My Nexus One, which I otherwise love, has a similar habit with data connections.  It's pretty reliable when I'm on wifi, but otherwise attempts to access the net have a habit of failing.  Sometimes the phone provides no diagnostic information, just "connection failed" or some such.  Those are the good cases.  In other situations, it doesn't even tell me the connection failed, it just never gets around to doing the thing I'd asked it to do.  (One test I've found is invoking the Refresh command in Gmail.  If my connection is working, it spins for a few seconds.  If my connection is down, it spins for a fraction of a second.  No message is displayed in either case.)

The cases that have been troubling me lately all involve software systems.  I've been using Eclipse to develop a simple servlet-based web site on Tomcat and running it on my Mac and Amazon's EC2.  Sometimes it works, but often it can't find my servlet, or doesn't get the latest version.  When it doesn't work, I have a hard time figuring out why, because none of these systems are transparent:
  • Often, Tomcat can't find the compiled version of my servlet -- ClassNotFoundException.  Where is this supposed to be?  (Somewhere under WEB-INF/lib, I think, but I'm not sure and neither the error message nor the documentation of any relevant tool talks about it.)  Which Eclipse command is supposed to create it?  (Build?  Publish?  Something I haven't found yet?)  Did it even get built?  Where would Eclipse be putting it prior to copying it to the Tomcat server?  (No idea.)  When Eclipse publishes the site to Tomcat, where the heck in my filesystem does it put the site?  (Complete mystery.  It's not under Tomcat's webapps folder; at least, not when I run locally.  Tomcat's admin tool displays a list of configured applications, but doesn't show their filesystem path.)

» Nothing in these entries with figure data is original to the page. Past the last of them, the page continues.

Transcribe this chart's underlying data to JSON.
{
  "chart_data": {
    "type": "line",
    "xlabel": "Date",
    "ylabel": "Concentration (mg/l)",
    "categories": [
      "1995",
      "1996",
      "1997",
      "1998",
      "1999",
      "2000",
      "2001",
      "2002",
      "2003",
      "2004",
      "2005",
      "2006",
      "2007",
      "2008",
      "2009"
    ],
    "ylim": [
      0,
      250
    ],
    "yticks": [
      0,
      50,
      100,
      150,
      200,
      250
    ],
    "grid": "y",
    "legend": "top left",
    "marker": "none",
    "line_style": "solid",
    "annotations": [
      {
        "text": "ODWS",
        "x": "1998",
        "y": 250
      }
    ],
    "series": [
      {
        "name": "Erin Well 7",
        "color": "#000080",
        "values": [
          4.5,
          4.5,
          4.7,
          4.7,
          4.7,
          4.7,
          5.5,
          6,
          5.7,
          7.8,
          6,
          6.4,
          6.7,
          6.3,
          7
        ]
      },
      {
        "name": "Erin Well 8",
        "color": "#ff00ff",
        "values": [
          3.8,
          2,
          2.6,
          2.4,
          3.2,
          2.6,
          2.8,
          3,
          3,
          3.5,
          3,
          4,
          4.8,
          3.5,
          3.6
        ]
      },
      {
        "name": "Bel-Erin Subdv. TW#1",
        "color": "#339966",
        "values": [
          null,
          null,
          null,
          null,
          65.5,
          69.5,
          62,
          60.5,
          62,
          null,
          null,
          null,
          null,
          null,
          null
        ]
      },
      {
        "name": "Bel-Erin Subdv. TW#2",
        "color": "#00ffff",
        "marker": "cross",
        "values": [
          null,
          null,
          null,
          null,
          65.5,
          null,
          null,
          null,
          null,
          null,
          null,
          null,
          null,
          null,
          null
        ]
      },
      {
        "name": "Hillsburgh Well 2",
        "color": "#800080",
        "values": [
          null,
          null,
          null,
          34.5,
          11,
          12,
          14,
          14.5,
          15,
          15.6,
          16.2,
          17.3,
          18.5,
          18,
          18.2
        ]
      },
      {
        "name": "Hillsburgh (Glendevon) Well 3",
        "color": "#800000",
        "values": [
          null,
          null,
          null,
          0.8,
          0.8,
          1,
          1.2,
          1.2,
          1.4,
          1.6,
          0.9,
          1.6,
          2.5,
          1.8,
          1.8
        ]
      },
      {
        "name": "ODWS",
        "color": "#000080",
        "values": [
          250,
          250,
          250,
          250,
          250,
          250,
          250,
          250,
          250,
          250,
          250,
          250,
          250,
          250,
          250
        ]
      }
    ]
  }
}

  • When I'm running under EC2, things get even more complicated.  Amazon's Eclipse plugin can launch an EC2 instance and copy my site to it.  This often takes several minutes.  What is going on during that time?  There are some status messages, but I don't know what they mean.  I don't know what actual commands or operations are being performed.  When it fails -- and it often does -- I don't know what operation failed, what context it was invoked in, or how it failed.  I had to dig around for 20 minutes to even find where the heck, in the filesystem of the EC2 image the plugin uses by default, Amazon placed Tomcat.  (/env/tomcat.)
Imagine how much easier all this would have been if the tools involved were more transparent about their own operation.  When Tomcat can't find a class file, the error message could tell me where it looked.  When Eclipse publishes a site to a server, it could tell me what files it's copying, where they came from, and where they went to.  Commands like "Build", "Publish", and "Clean" could tell me what files they affected.  Amazon's EC2 plugin documentation could include a page on "what the plugin actually does when you ask it to launch a server".  None of this would be terribly hard, and it would make the tools much more transparent and debuggable.  This wouldn't just make life better for users, it would make the developers' lives easier, by reducing support requests, enabling better bug reports, and (for open-source projects) giving outsiders a better shot at fixing bugs directly.